Beyond Case Justice: Reimagining Remedy for the 21st Century

“They call it due process and some people are overdue… Somebody said ‘brother-man gonna break a window, gonna steal a hubcap, gonna smoke a joint, brother man gonna go to jail.’  The man who tried to steal America is not in jail… And America was ‘shocked.’  America leads the world in shocks.  Unfortunately, America does not lead the world in deciphering the cause of shock…”

– We Beg Your Pardon (Pardon Our Analysis) by Gil Scott-Heron

No matter how many times I live through moments like these, it never gets any easier.  Alton Sterling, Philando Castle, Sandra Bland, Trayvon Martin, Eric Garner, Oscar Grant, John T. Williams, Henry Glover, Juan Herera, Amadou Diallo, Iman Morales, Eleanor Bumpers, Vincent Chin, Addie Mae Collins, Cynthia Wesley, Carole Robertson, Denise McNair, Emmett Till… There are so many more names to recall.  There are so many names I don’t know.  And they number into the millions, over centuries as we are reminded over and over again that for people of color in this country, our lives are cheap.

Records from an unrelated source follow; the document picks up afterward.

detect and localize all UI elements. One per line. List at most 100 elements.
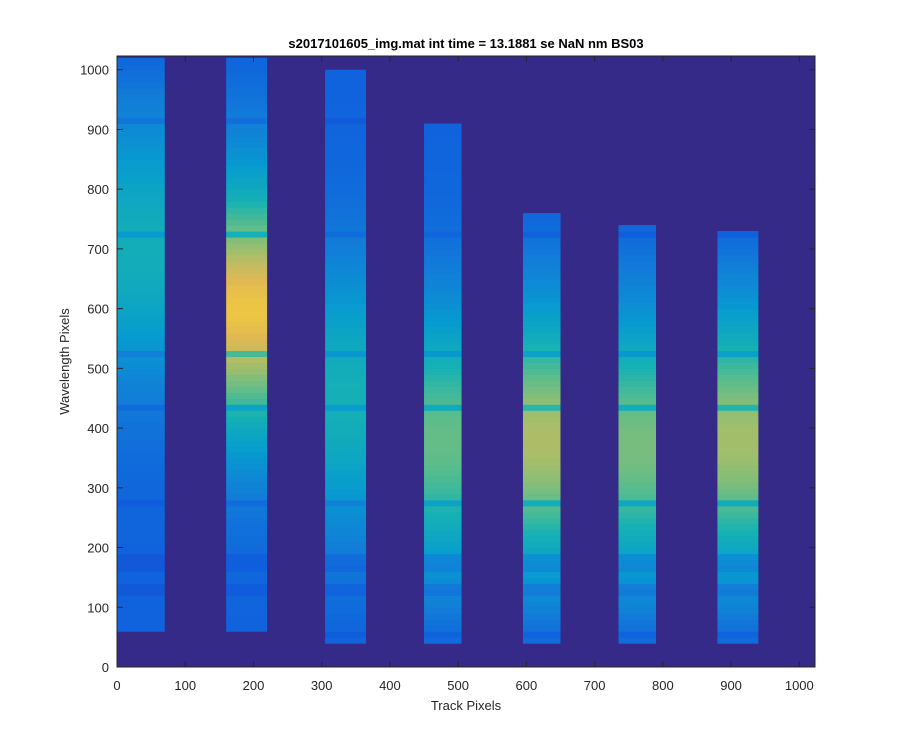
trace-strip xyxy=(226,613,268,620)
trace-strip xyxy=(226,93,268,101)
trace-strip xyxy=(325,302,367,310)
trace-strip xyxy=(325,201,367,208)
trace-strip xyxy=(424,517,462,525)
trace-strip xyxy=(522,601,561,608)
trace-strip xyxy=(717,595,759,602)
trace-strip xyxy=(618,481,657,489)
trace-strip xyxy=(117,410,165,417)
trace-strip xyxy=(717,601,759,608)
trace-strip xyxy=(117,553,165,561)
trace-strip xyxy=(522,213,561,220)
x-tick-label: 400 xyxy=(379,678,401,693)
trace-strip xyxy=(522,595,561,602)
trace-strip xyxy=(117,117,165,125)
trace-strip xyxy=(717,398,759,405)
trace-strip xyxy=(522,356,561,363)
trace-strip xyxy=(325,541,367,549)
trace-strip xyxy=(522,219,561,226)
trace-strip xyxy=(618,547,657,555)
trace-strip xyxy=(424,523,462,531)
trace-strip xyxy=(325,625,367,632)
trace-strip xyxy=(117,583,165,590)
y-axis: 0 100 200 300 400 500 600 700 800 900 1000 xyxy=(80,63,815,675)
trace-strip xyxy=(424,571,462,579)
trace-strip xyxy=(522,463,561,471)
trace-strip xyxy=(424,398,462,405)
trace-strip xyxy=(522,428,561,435)
trace-strip xyxy=(226,183,268,190)
trace-strip xyxy=(717,440,759,447)
y-tick-label: 800 xyxy=(87,182,109,197)
trace-strip xyxy=(522,505,561,513)
x-tick-label: 1000 xyxy=(785,678,814,693)
trace-strip xyxy=(522,242,561,250)
trace-strip xyxy=(325,183,367,190)
trace-strip xyxy=(717,523,759,531)
trace-strip xyxy=(522,410,561,417)
trace-strip xyxy=(618,571,657,579)
trace-strip xyxy=(424,428,462,435)
trace-strip xyxy=(226,159,268,166)
trace-strip xyxy=(424,416,462,423)
trace-strip xyxy=(717,380,759,387)
trace-strip xyxy=(325,499,367,507)
trace-strip xyxy=(618,451,657,459)
trace-strip xyxy=(618,368,657,375)
trace-strip xyxy=(424,248,462,256)
trace-strip xyxy=(325,368,367,375)
trace-strip xyxy=(618,326,657,334)
trace-strip xyxy=(717,386,759,393)
trace-strip xyxy=(717,284,759,292)
trace-strip xyxy=(424,637,462,644)
y-tick-label: 600 xyxy=(87,302,109,317)
trace-strip xyxy=(325,553,367,561)
trace-strip xyxy=(522,404,561,411)
trace-strip xyxy=(522,392,561,399)
trace-strip xyxy=(717,272,759,280)
trace-strip xyxy=(325,219,367,226)
trace-strip xyxy=(424,463,462,471)
trace-strip xyxy=(717,547,759,555)
y-tick-label: 1000 xyxy=(80,63,109,78)
trace-strip xyxy=(522,278,561,286)
trace-strip xyxy=(226,87,268,95)
trace-strip xyxy=(522,637,561,644)
trace-strip xyxy=(522,416,561,423)
trace-strip xyxy=(226,314,268,322)
trace-strip xyxy=(325,571,367,579)
y-tick-label: 100 xyxy=(87,600,109,615)
x-tick-label: 800 xyxy=(652,678,674,693)
trace-strip xyxy=(226,440,268,447)
x-tick-label: 600 xyxy=(516,678,538,693)
trace-strip xyxy=(325,207,367,214)
trace-strip xyxy=(424,619,462,626)
trace-strip xyxy=(618,613,657,620)
trace-strip xyxy=(226,123,268,131)
trace-strip xyxy=(424,392,462,399)
trace-strip xyxy=(424,493,462,501)
trace-3 xyxy=(325,69,367,644)
trace-strip xyxy=(424,553,462,561)
trace-strip xyxy=(226,195,268,202)
trace-strip xyxy=(117,93,165,101)
y-tick-label: 700 xyxy=(87,242,109,257)
trace-strip xyxy=(117,619,165,626)
trace-strip xyxy=(522,619,561,626)
trace-strip xyxy=(424,631,462,638)
trace-strip xyxy=(522,541,561,549)
trace-strip xyxy=(226,541,268,549)
trace-strip xyxy=(717,434,759,441)
trace-strip xyxy=(717,446,759,453)
trace-strip xyxy=(424,153,462,160)
trace-strip xyxy=(117,428,165,435)
trace-strip xyxy=(226,553,268,561)
trace-strip xyxy=(325,99,367,107)
trace-strip xyxy=(618,434,657,441)
trace-strip xyxy=(325,637,367,644)
y-tick-label: 200 xyxy=(87,541,109,556)
trace-strip xyxy=(117,505,165,513)
trace-strip xyxy=(717,583,759,590)
trace-strip xyxy=(226,75,268,83)
trace-strip xyxy=(618,308,657,316)
trace-strip xyxy=(424,446,462,453)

My heart goes out to the families and all of us who are feeling the trauma and pain of these assaults.  They are wrong.  They are an atrocity. The legal arguments that almost invariably lead to these verdicts, which are centuries old, could not exist without de facto acceptance of racism as legitimate motive and Blackness itself as life threatening.

With each of these cases, we find ourselves in a kind of shock.  As in how could the country that brought us slavery, the Alamo, small pox blankets and waterboarding do such a thing?  Again?  Many of us believe there is a “real” America, which is noble and great and if only we could take her “back” and let her be as she was intended, everything would be alright.

However, each of these “trials” reinforce a different story as they assert and affirm this country’s foundational legal principles.   Extra judicial killings are a “go to” move in the white supremacy handbook and have been consistently upheld in US courts of law. The vigilante state is particularly important in helping white “minorities” hold power without the pretense of democracy as people of color are cast as “dangerous,” “feral” and “out of control.”  The story began with the system’s rationalization of the mass killing of indigenous peoples and was expanded to create the complex legal and narrative structures that operationalized the enslavement and forced labor of kidnapped Africans.  It is not limited to physical violence as it includes threat and intimidation related to voting and adaptive policy measures to intended exclude most people of color from full civic participation.   Unlike Malcolm X’s famous 1964 speech The Ballot or the Bullet, white supremacy as US law works to hold down the ballot and the bullet.  

In short, while much of our work is focused at the level of individual case advocacy in a system that is patently unjust, our opponents operate at the structural level of policy, procedure and cultural norm by making guns and extrajudicial killings “normal” and “justifiable” – when used by whites or those reaffirming white supremacy values.

Of course, there has been centuries of resistance to fight these laws and their impacts on our communities.   The work of Movement For Black Lives and the most recent outpouring of support for the March For Our Lives are powerful examples of how communities have come together to take a stand.  Given the limited options for relief on the state and federal level, persistent local policy advocacy will be important – like the successful effort to win reparations for victims of police abuse in Chicago.  We will also need to better leverage human rights tools at our disposal to take our efforts beyond the limited framework of the Constitution and reimagine remedy at a macro-systemic level including, yes, even reparations.   In short, legal cases though necessary, cannot constitute our entire strategy.

Of course, there is much work to do to build the kind of shared values, people power and authentic solidarity that this kind of transformation requires.   Fortunately, there is a growing number of smart, committed organizers working to make it happen.   One of these efforts is Communities United for Police Reform (CPR) who, working together as a broad coalition, was able to end “stop and frisk” as an official NYPD policy.  CPR provides an important model for community led, comprehensive approaches to police reform that gets us beyond working case by case.